“Sir,—Your letter in regard to ‘Floy,’ &c., is at hand. You say, that perhaps I am not aware that you were the first to introduce ‘Floy’ to the public, and that you have made her reputation. It is fortunate for you that she made The Standard the channel of her first communications to the public. I know this very well, but I am not aware, nor do I believe, that you have made her reputation; neither do I think that you believe this yourself. The truth is simply this; ‘Floy’ is a genius; her writings, wherever published, would have attracted attention, and stamped the writer as a person of extraordinary talent; hence her fame and success, the fruits of which you have principally reaped. As to ‘Floy’s’ being under any obligations to you, I repudiate the idea entirely; the ‘obligation’ is all on the other side. She has made ‘The Standard,’ instead of you making her reputation. Her genius has borne its name to England, Scotland, Ireland,—wherever the English language is spoken,—and raised it from an obscure provincial paper to a widely-known journal. You say that you are wealthy, and can pay as much as anybody for ‘Floy’s’ services; I wonder this has never occurred to you before, especially as she has informed you frequently how necessitous were her circumstances. You also inform me that the circulation of The Standard has nearly doubled the past year. This I can readily believe, since it is something more than a year since ‘Floy’ commenced writing for it. In reply to your declaration, ‘that in case you are driven to compete for ‘Floy’s’ services, you can outbid all competitors,’ I have only to say that my contract with her is for one year; on its expiration, ‘Floy’ will be at liberty to decide for herself; you will then have an opportunity to compete for her pen, and enjoy the privilege of exhibiting your enterprise and liberality.

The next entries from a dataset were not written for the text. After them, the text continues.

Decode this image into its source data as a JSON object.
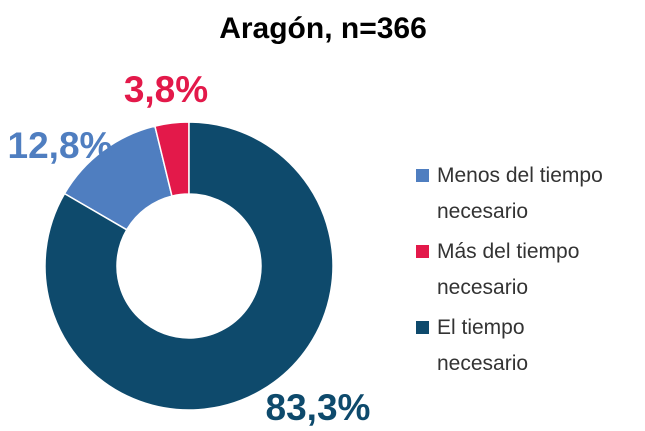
{
  "chart_data": {
    "type": "donut",
    "title": "Aragón, n=366",
    "categories": [
      "Menos del tiempo\nnecesario",
      "Más del tiempo\nnecesario",
      "El tiempo\nnecesario"
    ],
    "values": [
      12.8,
      3.8,
      83.3
    ],
    "value_labels": [
      "12,8%",
      "3,8%",
      "83,3%"
    ],
    "colors": [
      "#4f7ec0",
      "#e3194a",
      "#0e4a6c"
    ],
    "legend": "right"
  }
}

“Your ob’t servant, John Walter.”
Ruth waited some time after reading these letters, for Mr. Lescom to come in; but, finding he was still unexpectedly detained, she took a handful of letters, which the clerk had just received by mail for her, and bent her steps homeward.
CHAPTER LXXII.
The first letter Ruth opened on her return, was a request from a Professor of some College for her autograph for himself and some friends; the second, an offer of marriage from a Southerner, who confessed to one hundred negroes, “but hoped that the strength and ardor of the attachment with which the perusal of her articles had inspired him, would be deemed sufficient atonement for this in her Northern eyes. The frozen North,” he said, “had no claim on such a nature as hers; the sunny South, the land of magnolias and orange blossoms, the land of love, should be her chosen home. Would she not smile on him? She should have a box at the opera, a carriage, and servants in livery, and the whole heart and soul of Victor Le Pont.”
The next was more interesting. It was an offer to “Floy” from a publishing house, to collect her newspaper articles into a volume. They offered to give her so much on a copy, or $800 for the copyright. An answer was requested immediately. In the same mail came another letter of the same kind from a distant State, also offering to publish a volume of her articles.
“Well, well,” soliloquized Ruth, “business is accumulating. I don’t see but I shall have to make a book in spite of myself; and yet those articles were written under such disadvantages, would it be wise in me to publish so soon? But Katy? and $800 copyright money?” Ruth glanced round her miserable, dark room, and at the little stereotyped bowl of bread and milk that stood waiting on the table for her supper and Nettie’s; $800 copyright money! it was a temptation; but supposing her book should prove a hit? and bring double, treble, fourfold that sum, to go into her publisher’s pockets instead of hers? how provoking! Ruth straightened up, and putting on a very resolute air, said, “No, gentlemen, I will not sell you my copyright; these autograph letters, and all the other letters of friendship, love, and business, I am constantly receiving from strangers, are so many proofs that I have won the public ear. No, I will not sell my copyright; I will rather deny myself a while longer, and accept the per-centage;” and so she sat down and wrote her publishers; but then caution whispered, what if her book should not sell? “Oh, pshaw,” said Ruth, “it shall!” and she brought her little fist down on the table till the old stone inkstand seemed to rattle out “it shall!”